Gnb2, or Guanine-nucleotide binding protein 2, encodes for the β2 subunit (Gβ2) of the G-protein complex. G-proteins mediate signalling pathways involved in diverse cellular functions [2,3,5,9]. The G-protein complex, consisting of Gα and Gβγ units, is integral in integrating signals between receptors and effector proteins [3,9].

Mutations in Gnb2 have been associated with several diseases. In Sturge-Weber syndrome (SWS), a rare neurovascular disorder, a somatic mutation in Gnb2 was found in one patient negative for the common GNAQ mutation. This mutation in Gnb2, like the GNAQ mutation, may lead to failure of G-protein complex reassembly, dysregulated MAPK signalling, and reduced synthesis of Yes-associated protein (YAP), suggesting a role of the Hippo signalling pathway in SWS vascular pathogenesis [1,8]. In addition, de novo missense variants in Gnb2 can cause syndromic intellectual disability with variable dysmorphism and extraneurologic features [3,5,9]. A heterozygous mutation in Gnb2 clinically leads to sinus bradycardia and sinus node dysfunction [6].

In cancer, Gnb2 is notably up-regulated in twenty-three cancer types relative to controls, and its elevated expression is associated with reduced overall survival in Liver Hepatocellular Carcinoma and Rectum Adenocarcinoma, suggesting it plays a role in the tumorigenesis of these cancers [2]. Also, in breast cancer, miR-142-3p can improve paclitaxel sensitivity by targeting Gnb2 and inhibiting autophagy through the GNB2-AKT-mTOR pathway [7]. In colorectal cancer, lncRNA CCAT2 promotes cancer cell proliferation and metastasis by regulating GNB2 expression and activating the ERK and Wnt signalling pathways [10]. Lidocaine-induced apoptosis in rat pheochromocytoma PC12 cells is mediated by Gnb2 [4].

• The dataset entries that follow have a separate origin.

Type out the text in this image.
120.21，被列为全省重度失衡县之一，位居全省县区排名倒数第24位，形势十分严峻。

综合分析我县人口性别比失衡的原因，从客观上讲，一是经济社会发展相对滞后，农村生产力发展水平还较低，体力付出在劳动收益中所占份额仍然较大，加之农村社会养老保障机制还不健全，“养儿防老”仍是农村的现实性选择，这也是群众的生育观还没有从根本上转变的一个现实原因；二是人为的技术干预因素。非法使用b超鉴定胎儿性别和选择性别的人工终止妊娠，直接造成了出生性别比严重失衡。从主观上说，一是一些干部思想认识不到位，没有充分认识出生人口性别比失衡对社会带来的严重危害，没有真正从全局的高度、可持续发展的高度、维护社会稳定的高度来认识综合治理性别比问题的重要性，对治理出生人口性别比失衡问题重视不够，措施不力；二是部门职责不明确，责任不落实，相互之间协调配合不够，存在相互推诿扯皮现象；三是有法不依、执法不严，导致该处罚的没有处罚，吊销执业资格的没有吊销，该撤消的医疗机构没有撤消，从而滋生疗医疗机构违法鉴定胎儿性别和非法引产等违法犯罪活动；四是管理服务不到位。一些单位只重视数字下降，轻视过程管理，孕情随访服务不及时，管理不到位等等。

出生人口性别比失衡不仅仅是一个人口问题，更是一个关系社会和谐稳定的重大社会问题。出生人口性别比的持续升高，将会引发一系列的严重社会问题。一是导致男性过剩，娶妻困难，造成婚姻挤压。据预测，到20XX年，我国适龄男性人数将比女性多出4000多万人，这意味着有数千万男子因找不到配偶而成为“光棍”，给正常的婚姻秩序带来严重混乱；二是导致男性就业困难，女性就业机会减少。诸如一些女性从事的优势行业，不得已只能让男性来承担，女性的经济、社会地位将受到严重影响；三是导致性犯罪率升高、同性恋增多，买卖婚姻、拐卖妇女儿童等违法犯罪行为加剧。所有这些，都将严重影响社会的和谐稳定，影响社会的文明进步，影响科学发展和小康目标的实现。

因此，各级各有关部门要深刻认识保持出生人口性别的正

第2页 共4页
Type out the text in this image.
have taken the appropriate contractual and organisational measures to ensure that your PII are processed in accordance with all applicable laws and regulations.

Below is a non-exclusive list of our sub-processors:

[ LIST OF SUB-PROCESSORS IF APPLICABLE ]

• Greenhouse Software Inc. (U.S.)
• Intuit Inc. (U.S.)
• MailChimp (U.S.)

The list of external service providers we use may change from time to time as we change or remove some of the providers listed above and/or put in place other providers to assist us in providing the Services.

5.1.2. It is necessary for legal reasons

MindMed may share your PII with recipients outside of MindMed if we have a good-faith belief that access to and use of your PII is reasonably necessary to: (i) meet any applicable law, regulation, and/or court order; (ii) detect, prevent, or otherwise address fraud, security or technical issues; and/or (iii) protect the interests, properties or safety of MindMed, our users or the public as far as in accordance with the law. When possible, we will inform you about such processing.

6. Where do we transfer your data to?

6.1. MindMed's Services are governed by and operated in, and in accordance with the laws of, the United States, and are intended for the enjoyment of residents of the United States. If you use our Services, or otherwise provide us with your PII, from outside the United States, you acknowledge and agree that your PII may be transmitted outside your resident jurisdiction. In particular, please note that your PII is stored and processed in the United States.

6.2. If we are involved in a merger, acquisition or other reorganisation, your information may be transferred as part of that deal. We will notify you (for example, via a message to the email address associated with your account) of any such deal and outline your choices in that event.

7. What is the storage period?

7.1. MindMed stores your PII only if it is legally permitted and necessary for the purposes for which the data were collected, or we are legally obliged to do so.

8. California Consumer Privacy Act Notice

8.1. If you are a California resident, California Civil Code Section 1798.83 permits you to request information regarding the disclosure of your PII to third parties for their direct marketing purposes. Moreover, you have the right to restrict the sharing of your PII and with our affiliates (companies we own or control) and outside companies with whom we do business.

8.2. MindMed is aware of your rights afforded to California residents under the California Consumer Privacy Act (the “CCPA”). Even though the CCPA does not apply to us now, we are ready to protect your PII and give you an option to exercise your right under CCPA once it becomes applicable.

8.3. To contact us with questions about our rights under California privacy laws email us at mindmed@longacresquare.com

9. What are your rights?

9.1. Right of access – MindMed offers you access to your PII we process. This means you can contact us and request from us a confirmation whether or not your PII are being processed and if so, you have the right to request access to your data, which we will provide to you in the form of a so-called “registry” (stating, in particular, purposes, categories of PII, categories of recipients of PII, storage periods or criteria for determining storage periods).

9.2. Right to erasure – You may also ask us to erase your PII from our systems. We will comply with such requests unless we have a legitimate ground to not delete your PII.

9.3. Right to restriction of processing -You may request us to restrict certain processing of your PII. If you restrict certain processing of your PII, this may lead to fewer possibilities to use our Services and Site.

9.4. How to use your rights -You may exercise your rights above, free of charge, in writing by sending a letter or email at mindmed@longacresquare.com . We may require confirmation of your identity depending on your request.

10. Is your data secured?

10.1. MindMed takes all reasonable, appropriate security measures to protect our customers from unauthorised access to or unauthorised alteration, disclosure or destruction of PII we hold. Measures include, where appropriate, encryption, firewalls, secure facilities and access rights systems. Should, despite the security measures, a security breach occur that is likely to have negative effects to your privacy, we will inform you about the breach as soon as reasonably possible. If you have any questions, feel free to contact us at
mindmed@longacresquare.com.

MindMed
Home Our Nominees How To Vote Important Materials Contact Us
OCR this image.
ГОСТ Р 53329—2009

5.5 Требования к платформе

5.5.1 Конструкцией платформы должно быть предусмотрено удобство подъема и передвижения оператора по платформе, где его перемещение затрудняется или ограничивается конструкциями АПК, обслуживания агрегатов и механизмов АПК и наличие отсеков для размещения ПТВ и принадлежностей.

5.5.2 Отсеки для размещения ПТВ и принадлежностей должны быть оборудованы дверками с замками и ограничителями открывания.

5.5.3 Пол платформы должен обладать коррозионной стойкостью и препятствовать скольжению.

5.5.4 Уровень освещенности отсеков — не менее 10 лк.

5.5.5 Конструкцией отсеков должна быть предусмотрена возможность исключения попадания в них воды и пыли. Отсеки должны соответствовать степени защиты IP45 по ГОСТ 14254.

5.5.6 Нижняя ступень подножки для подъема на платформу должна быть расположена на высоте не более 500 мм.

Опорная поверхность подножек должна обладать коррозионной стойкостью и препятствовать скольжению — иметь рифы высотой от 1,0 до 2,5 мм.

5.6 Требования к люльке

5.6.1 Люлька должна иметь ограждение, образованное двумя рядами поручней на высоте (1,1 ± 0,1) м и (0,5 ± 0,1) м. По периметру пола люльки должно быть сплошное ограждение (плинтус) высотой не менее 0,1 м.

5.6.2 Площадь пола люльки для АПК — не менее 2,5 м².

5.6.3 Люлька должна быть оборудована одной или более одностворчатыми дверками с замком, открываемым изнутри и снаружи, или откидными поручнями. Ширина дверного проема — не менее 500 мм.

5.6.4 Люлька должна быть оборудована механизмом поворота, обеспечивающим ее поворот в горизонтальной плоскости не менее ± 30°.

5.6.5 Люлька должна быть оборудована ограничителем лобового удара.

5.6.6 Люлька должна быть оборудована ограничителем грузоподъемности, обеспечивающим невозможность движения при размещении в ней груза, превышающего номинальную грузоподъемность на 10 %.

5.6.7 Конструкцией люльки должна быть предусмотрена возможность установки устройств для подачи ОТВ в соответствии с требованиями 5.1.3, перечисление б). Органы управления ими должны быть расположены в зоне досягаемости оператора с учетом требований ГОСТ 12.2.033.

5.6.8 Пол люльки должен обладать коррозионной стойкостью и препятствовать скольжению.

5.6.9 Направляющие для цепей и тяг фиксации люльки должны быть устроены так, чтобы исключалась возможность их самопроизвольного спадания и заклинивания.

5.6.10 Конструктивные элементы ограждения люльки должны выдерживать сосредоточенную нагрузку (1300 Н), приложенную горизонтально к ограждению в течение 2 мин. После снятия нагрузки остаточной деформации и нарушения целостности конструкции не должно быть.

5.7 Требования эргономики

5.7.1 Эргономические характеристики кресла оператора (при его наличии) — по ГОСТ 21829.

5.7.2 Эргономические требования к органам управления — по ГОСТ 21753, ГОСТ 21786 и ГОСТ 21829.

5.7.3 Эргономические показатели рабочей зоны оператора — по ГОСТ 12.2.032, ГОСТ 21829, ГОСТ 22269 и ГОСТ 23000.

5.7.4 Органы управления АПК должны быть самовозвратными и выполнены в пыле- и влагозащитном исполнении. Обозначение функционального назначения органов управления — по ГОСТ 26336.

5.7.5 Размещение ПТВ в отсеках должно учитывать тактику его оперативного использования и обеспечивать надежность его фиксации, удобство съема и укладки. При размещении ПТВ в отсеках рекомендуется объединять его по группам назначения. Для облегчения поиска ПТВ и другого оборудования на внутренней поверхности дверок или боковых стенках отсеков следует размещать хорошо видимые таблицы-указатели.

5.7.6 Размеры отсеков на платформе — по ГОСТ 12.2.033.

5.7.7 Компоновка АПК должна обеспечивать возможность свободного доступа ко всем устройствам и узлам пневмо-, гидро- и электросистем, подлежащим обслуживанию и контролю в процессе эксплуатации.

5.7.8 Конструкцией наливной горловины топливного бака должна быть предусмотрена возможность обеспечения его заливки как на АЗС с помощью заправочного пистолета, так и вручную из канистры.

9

In conclusion, Gnb2 is crucial for the normal function of G-protein-mediated signalling pathways. Its mutations and dysregulation are associated with various diseases including SWS, neurodevelopmental disorders, sinus node dysfunction, and multiple cancers. Understanding Gnb2's role through these disease associations helps in elucidating disease mechanisms and may potentially guide future therapeutic strategies.